Urban Exploration (as a country bumpkin)

Okay, so this might be a bit of a strange one but bear with me…
I’m currently down in London (Brixton to be precise) visiting friends, having a few business meetings and mooching about in the free museums and other metropolitan diversions. Those who know me well, and know where and how I live, will see that this is really something different for me… I live in a remote Welsh farmhouse, 1000ft above sea level, on the edge of a vast expanse of forest and with a rutted driveway that is quite literally nearly a mile long. There are no streetlights, other houses nearby or useful things like buses or shops. Chopping wood for an hour isn’t a pleasant diversion on a weekend away in the woods – it is what we have to do every couple of days in order to get the temperature of the house into double figures during the winter. When it snows we are cut off and to get to the pub I have to break out the snowshoes.

I think you get the idea.

So being whisked down to a city with an integrated public transport system, stuff to see and do on every corner and heat, light and company whenever you want it is something of a revelation. I feel like Constable Benton Fraser

We don’t come down to London that often. Running dozens of bushcraft, navigation and outdoor skills courses throughout the year keeps us rather busy and any free time is taken up with escapes in to the great outdoors for some personal adventures. When we do come we try to pack as much as we can into the visit – making our London friends roll their eyes as we scroll through the tourist-y venues and attractions before making an assault on the city, armed with oyster card and DSLR. This trip has made em think about urban exploration, and how it compares to the skills I employ in the wilderness or when teaching those skills to others. I really do think that the important skills for travel in the mountains, forests and wilderness areas have some relevance to travel in the city:

Direction, Distance and Duration

My friend Salim assures me that ‘nobody walks in London’. This appears to be true, at least over any distances more than half a mile or so.

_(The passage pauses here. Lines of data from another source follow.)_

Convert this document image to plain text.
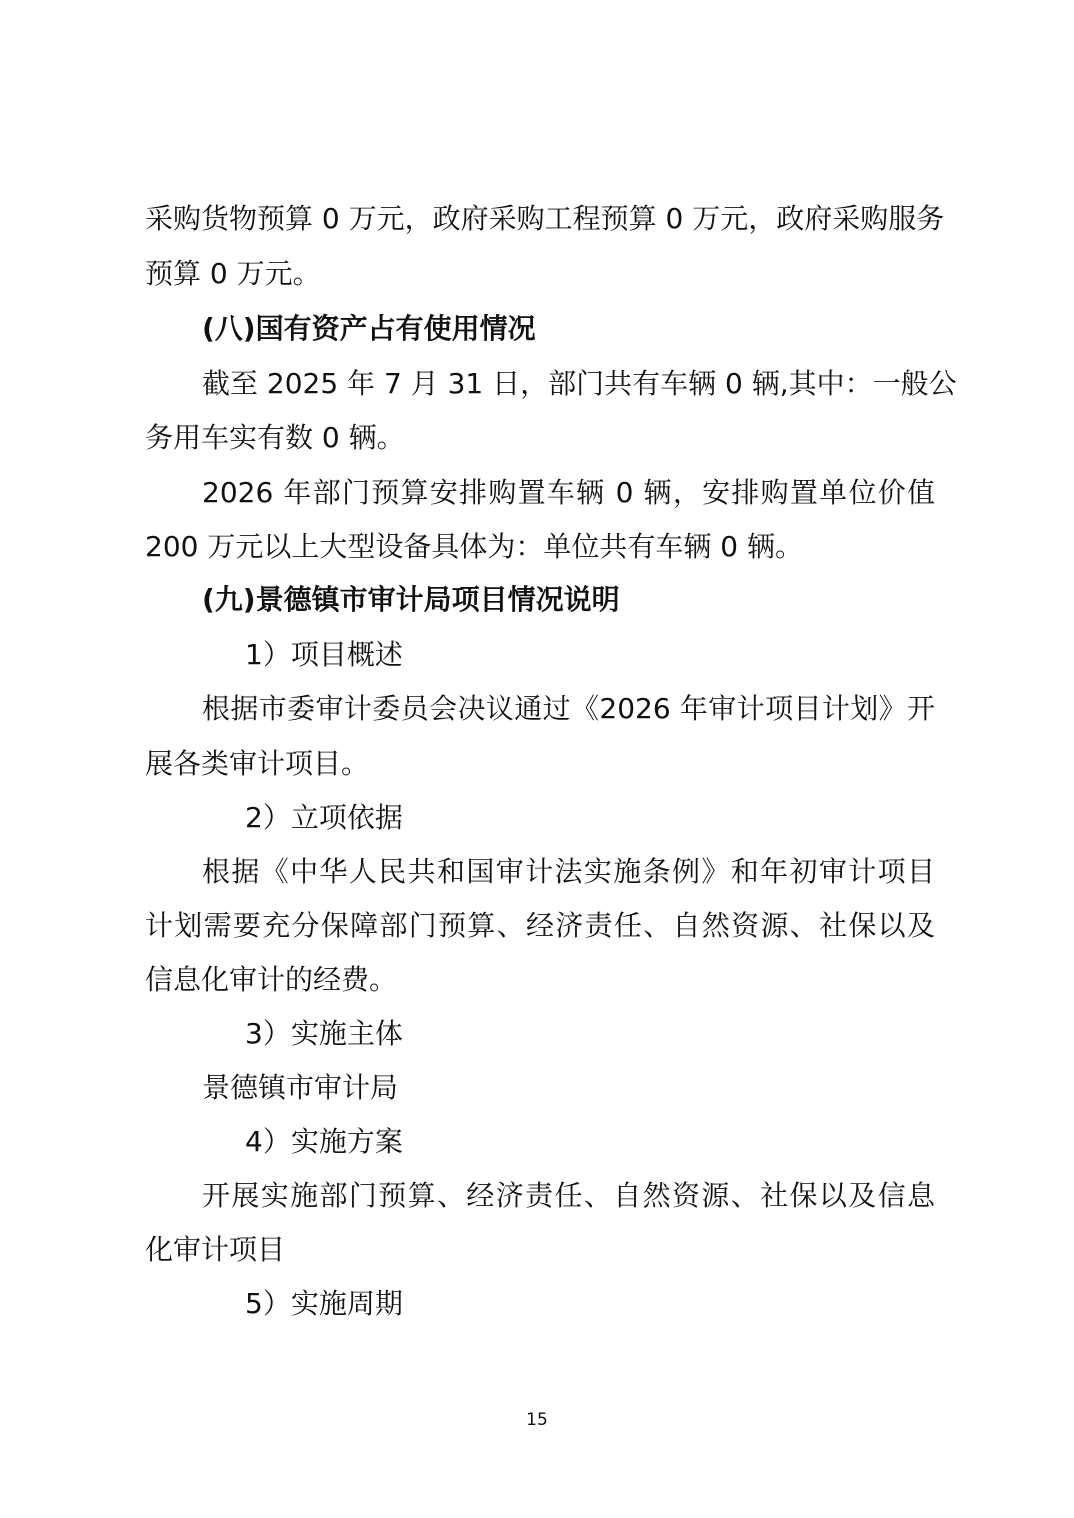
采购货物预算 0 万元，政府采购工程预算 0 万元，政府采购服务
预算 0 万元。
(八)国有资产占有使用情况
截至 2025 年 7 月 31 日，部门共有车辆 0 辆,其中：一般公
务用车实有数 0 辆。
2026 年部门预算安排购置车辆 0 辆，安排购置单位价值
200 万元以上大型设备具体为：单位共有车辆 0 辆。
(九)景德镇市审计局项目情况说明
1）项目概述
根据市委审计委员会决议通过《2026 年审计项目计划》开
展各类审计项目。
2）立项依据
根据《中华人民共和国审计法实施条例》和年初审计项目
计划需要充分保障部门预算、经济责任、自然资源、社保以及
信息化审计的经费。
3）实施主体
景德镇市审计局
4）实施方案
开展实施部门预算、经济责任、自然资源、社保以及信息
化审计项目
5）实施周期
15
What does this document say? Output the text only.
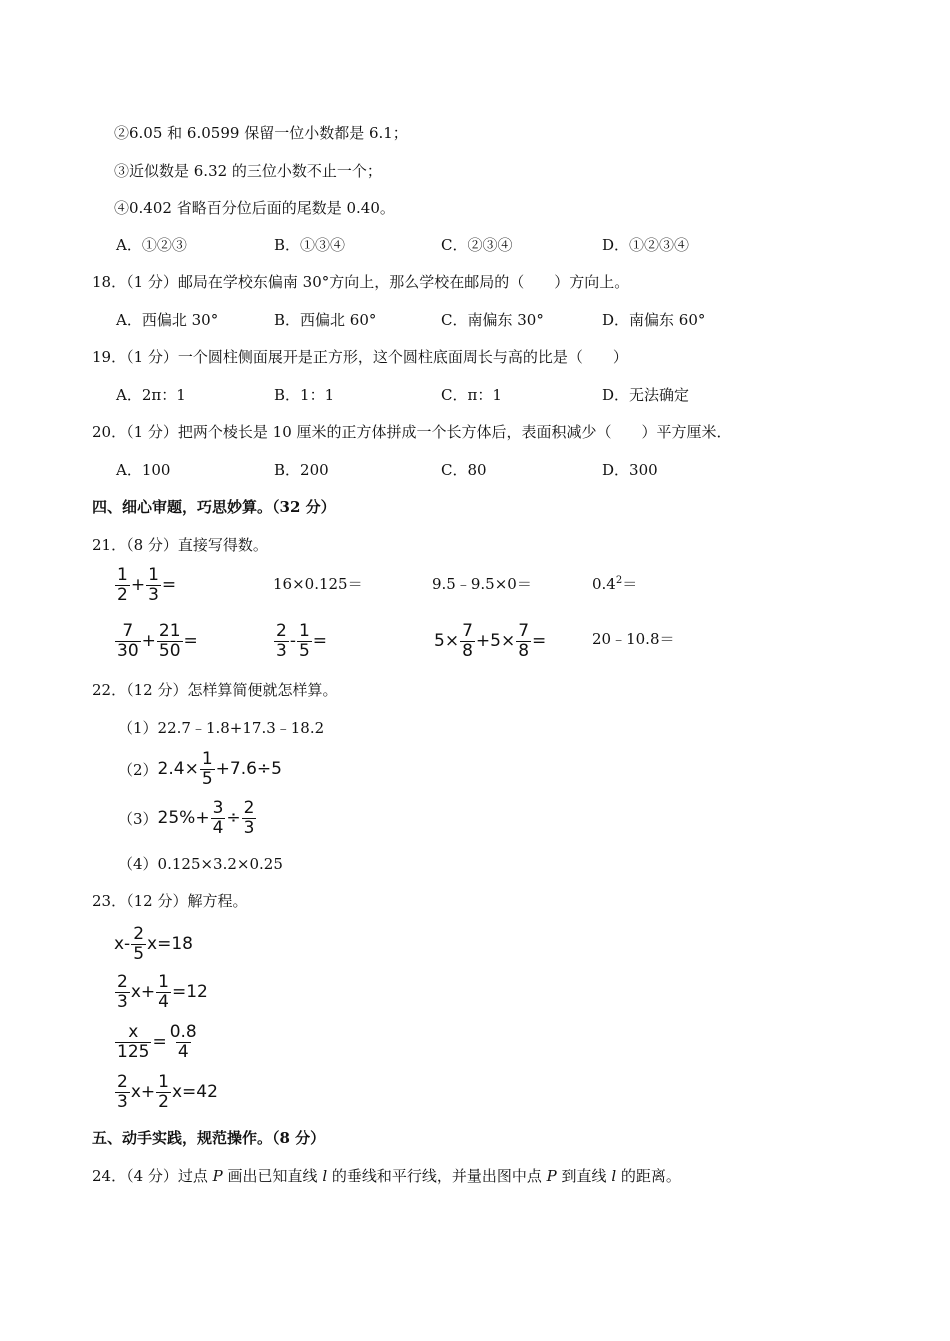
②6.05 和 6.0599 保留一位小数都是 6.1；
③近似数是 6.32 的三位小数不止一个；
④0.402 省略百分位后面的尾数是 0.40。
A．①②③	B．①③④	C．②③④	D．①②③④
18．（1 分）邮局在学校东偏南 30°方向上，那么学校在邮局的（　　）方向上。
A．西偏北 30°	B．西偏北 60°	C．南偏东 30°	D．南偏东 60°
19．（1 分）一个圆柱侧面展开是正方形，这个圆柱底面周长与高的比是（　　）
A．2π：1	B．1：1	C．π：1	D．无法确定
20．（1 分）把两个棱长是 10 厘米的正方体拼成一个长方体后，表面积减少（　　）平方厘米．
A．100	B．200	C．80	D．300
四、细心审题，巧思妙算。（32 分）
21．（8 分）直接写得数。
$\frac{1}{2} + \frac{1}{3}$ =	16×0.125＝	9.5﹣9.5×0＝	$0.4^2=$
$\frac{7}{30} + \frac{21}{50}$ =	$\frac{2}{3} - \frac{1}{5}$ =	$5\times \frac{7}{8} +5\times \frac{7}{8}$ =	20﹣10.8＝
22．（12 分）怎样算简便就怎样算。
（1）22.7﹣1.8+17.3﹣18.2
（2） $2.4\times \frac{1}{5} +7.6\div 5$
（3） $25\%+ \frac{3}{4} \div \frac{2}{3}$
（4）0.125×3.2×0.25
23．（12 分）解方程。
$x- \frac{2}{5} x=18$
$\frac{2}{3} x+ \frac{1}{4} =12$
$\frac{x}{125} = \frac{0.8}{4}$
$\frac{2}{3} x+ \frac{1}{2} x=42$
五、动手实践，规范操作。（8 分）
24．（4 分）过点 P 画出已知直线 l 的垂线和平行线，并量出图中点 P 到直线 l 的距离。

The excellent bus and underground and overground network, coupled with shops and facilities in every corner of every borough means that travel on foot is largely unnecessary. So a different kind of navigation is required… but with the same basic skills as navigating in the mountains and forests. You need a map (paper map in the wilderness, wall-mounted tube, bus or street map in the city), some way of determining direction (compass in the wilderness, signposts in the city), a way to measure distance (pacing, timing etc in the outdoors, signposts and street features in the city) and a measure of duration (errrr, a watch I suppose. For both…). We get plenty of town-based clients who come to us to learn to navigate without a clue how to orientate a map and interpret symbols, yet manage to read bus maps at home. A similar skill-mindset is required for both environments, you just need to work out what is actually going on in your mental processes.

Planning and Logistics

One of my favourite activities (I know, I know…) is planning for a multi-day trip somewhere muddy and interesting. Poring over maps, packing and repacking gear bags and working out how to manage yourself and your group for the duration of the trip gives me sense of purpose and satisfaction that I don’t really get from anywhere else. Yes, I do realise that I may be a bit odd…Today we planned to visit a couple of the museums, take some interesting photos and maybe explore some of the quirky backstreet shopping areas. Cameras were packed and charged, tube maps consulted and oyster cards pocketed. We picked up some bottled water on the way out and set off – a fairly tame and tourist-y day out in London, but not dissimilar to my last wild camping trip. The night before my client and I looked over the 1:25,000 map of Northern Snowdonia, selected a few likely-looking spurs and ridges to follow, packed rucksacks and shopped for last-minute food items and arranged to be dropped off somewhere in the National Park. We had planned what we were doing, how we were doing it, what we were taking and arranged other resources to ensure the plan was executed.

Situational Awareness

I don’t really have to deal with traffic at home. If I were to step out blindly on to the nearest bit of publicly-owned tarmac near to the house I would be pretty unlucky to be struck by a car. If I tried that on the street on Brixton next to where we are staying I would probably be flat under the number 30 to Oxford Circus. We don’t have much in the way of traffic or congestion – tractors and logging lorries make up most of the metalwork moving about on the roads. But here I find myself in a heightened state of awareness most of the time, particularly when on a busy road. The slightly unexpected one-way roads, traffic light time periods and renegade cyclists mean that even when partway across a side road you still can’t be sure that you aren’t about to be bashed into the tarmac by a passing vehicle. Although still a fairly safe place to walk down the road, it’s still an interesting place to be at rush hour. A bit like canoeing, or climbing – even on a relatively safe route or river you still need to keep an eye out for that dodgy hold or gear placement, or that piece of debris that may cause an entrapment hazard.

I could continue, but I would probably be accused of trying to shoehorn some fairly tenuous similes into this post. But for now, the point remains that although I am in the middle of streets, skyscrapers and suburbanites the skills we use in the forests, rivers and mountains still come into play.

We just might not realise it. Or care… I do though, and maybe you should too.